Panelist Biographies

. Dr. Stephen Reynolds, North Carolina State University

Stephen Reynolds

Stephen Reynolds is a Professor of Physics at North Carolina State University. He graduated from Harvard College in 1971 and received his doctorate in physics from the University of California, Berkeley, combining his graduate studies with a career as a professional violinist in the Oakland Symphony and San Francisco Ballet Orchestra, and as a studio musician. After post-doctoral positions at the University of Virginia and the National Radio Astronomy Observatory, he came to North Carolina State in 1985 to found a research group in astrophysics. Since then NC State has become a leader in research on supernova remnants. Dr. Reynolds spent 2002-2003 as a Visiting Scientist at the Harvard-Smithsonian Center for Astrophysics and as a Senior Research Associate at NASA/Goddard Space Flight Center.

Dr. Reynolds has done theoretical and observational work on supernova remnants and pulsar-wind nebulae, using the Very Large Array and various orbiting observatories. With Roger Chevalier, he first proposed that X-ray synchrotron radiation might dominate some supernova remnant shells, a prediction amply verified and now used to study cosmic-ray origin. He is an Alumni Distinguished Undergraduate Professor at NC State, and a Fellow of the American Physical Society.

. Dr. Dave Green, University of Cambridge

Dave Green

Dave Green is a Senior Lecturer at the Cavendish Laboratory, the Department of Physics of the University of Cambridge. He completed a Ph.D. in the radio astronomy group at Cambridge in 1984, and has worked in Cambridge and at the Dominion Radio Astrophysical Observatory in Canada since then.

He has worked on a variety of observational topics, using a range of radio telescopes, and has a long standing interests in several aspects of Galactic supernova remnant research. These interests include maintaining a detailed catalog of such objects (currently containing 265 entries), which is a widely used reference work in this area of research. He also has an interest in historical records of Galactic supernovae from the last millennium or so, and has co-authored a book on this topic with an historian.

. Dr. Robert Kirshner, Harvard Smithsonian Center for Astrophysics

Robert Kirshner

Robert P. Kirshner is Harvard College Professor of Astronomy and Clowes Professor of Science at Harvard University. He graduated from Harvard College in 1970 and received a Ph.D. in Astronomy at Caltech. He was a postdoc at the Kitt Peak National Observatory, and was on the faculty at the University of Michigan for 9 years. In 1986, he moved to the Harvard Astronomy Department. He served as Chairman of the Department from 1990-1997 and as the head of the Optical and Infrared Division of the CfA from 1997-2003. He was Master of Quincy House, one of Harvard’s undergraduate residences from 2001-2007. In 2007, he was on sabbatical at the Kavli Institute for Theoretical Physics at UC Santa Barbara.

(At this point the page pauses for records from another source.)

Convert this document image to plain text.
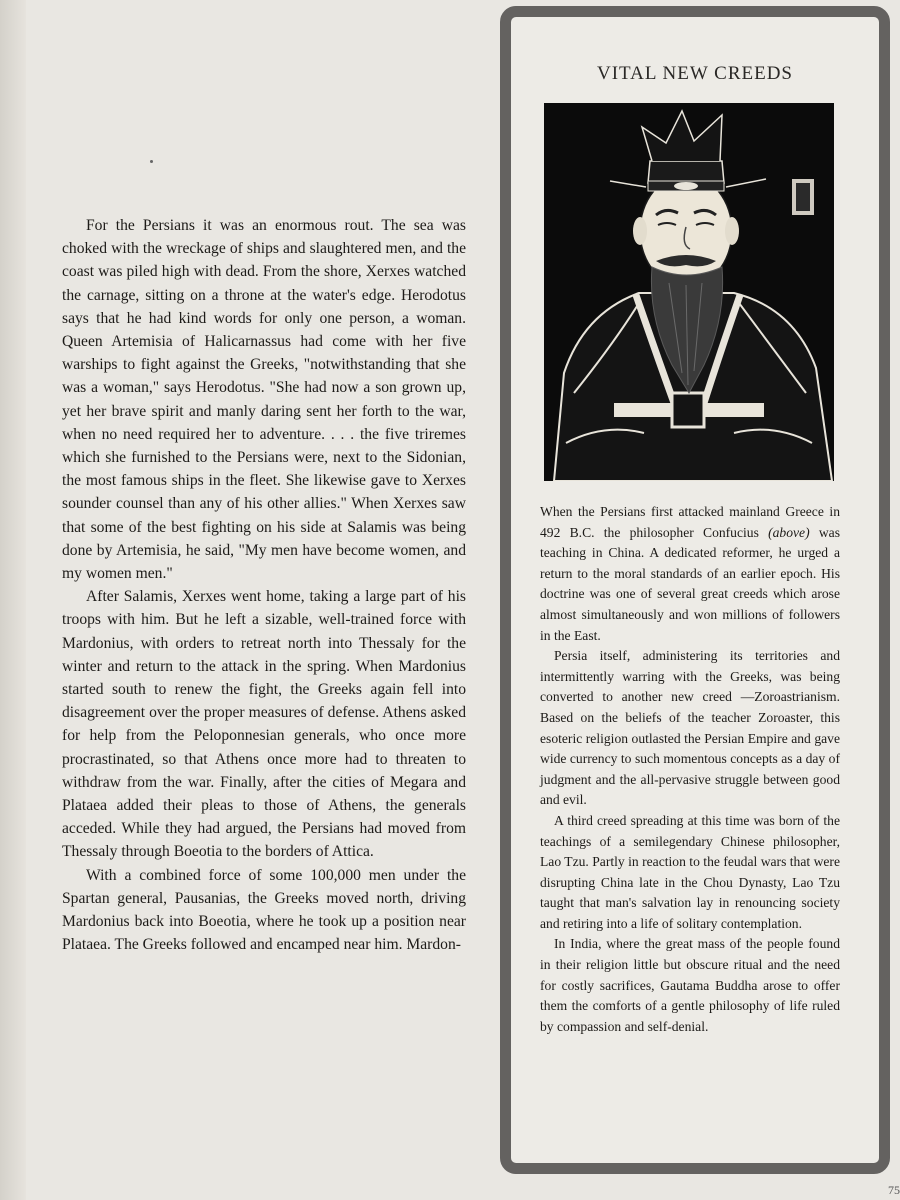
For the Persians it was an enormous rout. The sea was choked with the wreckage of ships and slaughtered men, and the coast was piled high with dead. From the shore, Xerxes watched the carnage, sitting on a throne at the water's edge. Herodotus says that he had kind words for only one person, a woman. Queen Artemisia of Halicarnassus had come with her five warships to fight against the Greeks, "notwithstanding that she was a woman," says Herodotus. "She had now a son grown up, yet her brave spirit and manly daring sent her forth to the war, when no need required her to adventure. . . . the five triremes which she furnished to the Persians were, next to the Sidonian, the most famous ships in the fleet. She likewise gave to Xerxes sounder counsel than any of his other allies." When Xerxes saw that some of the best fighting on his side at Salamis was being done by Artemisia, he said, "My men have become women, and my women men."

After Salamis, Xerxes went home, taking a large part of his troops with him. But he left a sizable, well-trained force with Mardonius, with orders to retreat north into Thessaly for the winter and return to the attack in the spring. When Mardonius started south to renew the fight, the Greeks again fell into disagreement over the proper measures of defense. Athens asked for help from the Peloponnesian generals, who once more procrastinated, so that Athens once more had to threaten to withdraw from the war. Finally, after the cities of Megara and Plataea added their pleas to those of Athens, the generals acceded. While they had argued, the Persians had moved from Thessaly through Boeotia to the borders of Attica.

With a combined force of some 100,000 men under the Spartan general, Pausanias, the Greeks moved north, driving Mardonius back into Boeotia, where he took up a position near Plataea. The Greeks followed and encamped near him. Mardon-

VITAL NEW CREEDS

When the Persians first attacked mainland Greece in 492 B.C. the philosopher Confucius (above) was teaching in China. A dedicated reformer, he urged a return to the moral standards of an earlier epoch. His doctrine was one of several great creeds which arose almost simultaneously and won millions of followers in the East.

Persia itself, administering its territories and intermittently warring with the Greeks, was being converted to another new creed —Zoroastrianism. Based on the beliefs of the teacher Zoroaster, this esoteric religion outlasted the Persian Empire and gave wide currency to such momentous concepts as a day of judgment and the all-pervasive struggle between good and evil.

A third creed spreading at this time was born of the teachings of a semilegendary Chinese philosopher, Lao Tzu. Partly in reaction to the feudal wars that were disrupting China late in the Chou Dynasty, Lao Tzu taught that man's salvation lay in renouncing society and retiring into a life of solitary contemplation.

In India, where the great mass of the people found in their religion little but obscure ritual and the need for costly sacrifices, Gautama Buddha arose to offer them the comforts of a gentle philosophy of life ruled by compassion and self-denial.

75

Professor Kirshner is an author of over 200 research papers dealing with supernovae and observational cosmology. His work with the "High-Z Supernova Team" on the acceleration of the Universe was dubbed the "Science Breakthrough of the Year for 1998" by Science Magazine. Kirshner and the High-Z Team shared in the Gruber Prize for Cosmology in 2007. A member of the Amercian Academy of Arts and Sciences, he was elected to the National Academy of Sciences in 1998 and the American Philosophical Society in 2004. He served as President of the American Astronomical Society from 2003-2005. Kirshner was given the Distinguished Alumni Award by Caltech in 2004.

Kirshner is a frequent public lecturer on science. He is also the teacher of Science A-35, a core curriculum course for Harvard undergraduates entitled "The Energetic Universe." His popular-level book "The Extravagant Universe: exploding stars, dark energy, and the accelerating cosmos" was published by Princeton University Press. It won the AAP Award for Best Professional/Scholarly Book in Physics and Astronomy and was a Finalist for the 2003 Aventis Prize. The Extravagant Universe is now available in paperback and has been translated into Japanese, Portuguese, Spanish, and Czech.